The behaviour of the already existing foundation is simulated with a linear elastic constitutive model. The Young’s modulus is \(E=3.2 \cdot 10^7\hbox{ kN/m}^2\) and the Poisson’s ratio ν = 0.2. Both soil and new foundation structure are simulated with the hypoplastic constitutive model of von Wolffersdorff [19] with the extension of intergranular strain of Niemunis and Herle [12]. The material parameters for this model are listed in Table 2. Parameters of the linear material change-over for the soft material correspond to the parameters of the soil and the stiff material correspond to the parameters of the foundation structure.
6 Practical realisation
7 Conclusion
The applicability of structural optimization methods, especially of the topology optimization in geotechnical engineering, can be demonstrated in this paper.

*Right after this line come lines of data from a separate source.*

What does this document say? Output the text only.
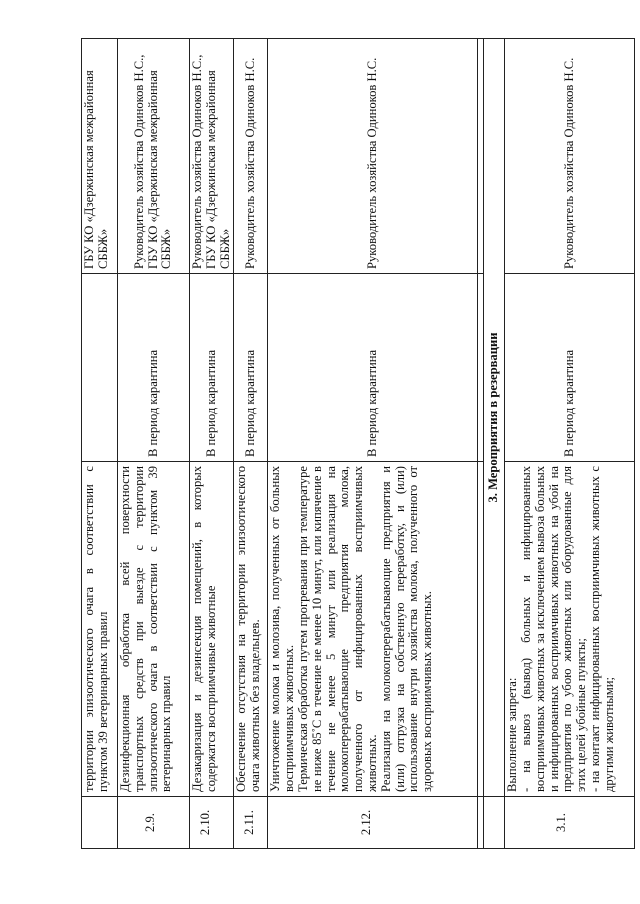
	территории эпизоотического очага в соответствии с пунктом 39 ветеринарных правил		ГБУ КО «Дзержинская межрайонная СББЖ»

2.9.	Дезинфекционная обработка всей поверхности транспортных средств при выезде с территории эпизоотического очага в соответствии с пунктом 39 ветеринарных правил	В период карантина	Руководитель хозяйства Одиноков Н.С., ГБУ КО «Дзержинская межрайонная СББЖ»

2.10.	Дезакаризация и дезинсекция помещений, в которых содержатся восприимчивые животные	В период карантина	Руководитель хозяйства Одиноков Н.С., ГБУ КО «Дзержинская межрайонная СББЖ»

2.11.	Обеспечение отсутствия на территории эпизоотического очага животных без владельцев.	В период карантина	Руководитель хозяйства Одиноков Н.С.

2.12.	Уничтожение молока и молозива, полученных от больных восприимчивых животных. Термическая обработка путем прогревания при температуре не ниже 85˚С в течение не менее 10 минут, или кипячение в течение не менее 5 минут или реализация на молокоперерабатывающие предприятия молока, полученного от инфицированных восприимчивых животных. Реализация на молокоперерабатывающие предприятия и (или) отгрузка на собственную переработку, и (или) использование внутри хозяйства молока, полученного от здоровых восприимчивых животных.	В период карантина	Руководитель хозяйства Одиноков Н.С.

	3. Мероприятия в резервации		
3.1.	Выполнение запрета: - на вывоз (вывод) больных и инфицированных восприимчивых животных за исключением вывоза больных и инфицированных восприимчивых животных на убой на предприятия по убою животных или оборудованные для этих целей убойные пункты; - на контакт инфицированных восприимчивых животных с другими животными;	В период карантина	Руководитель хозяйства Одиноков Н.С.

The optimized topology of the application example can be explained with classical theory of soil mechanics. The realization of such topologies is partially possible with the current construction methods, such as the jet grouting. Further investigation is required for the interpretation of optimized structures regarding the application to other construction methods due to the costs of complex topologies. Nevertheless, the potential of the structural optimization methods has been demonstrated. These methods provide significant opportunities in the design process of geotechnical engineering.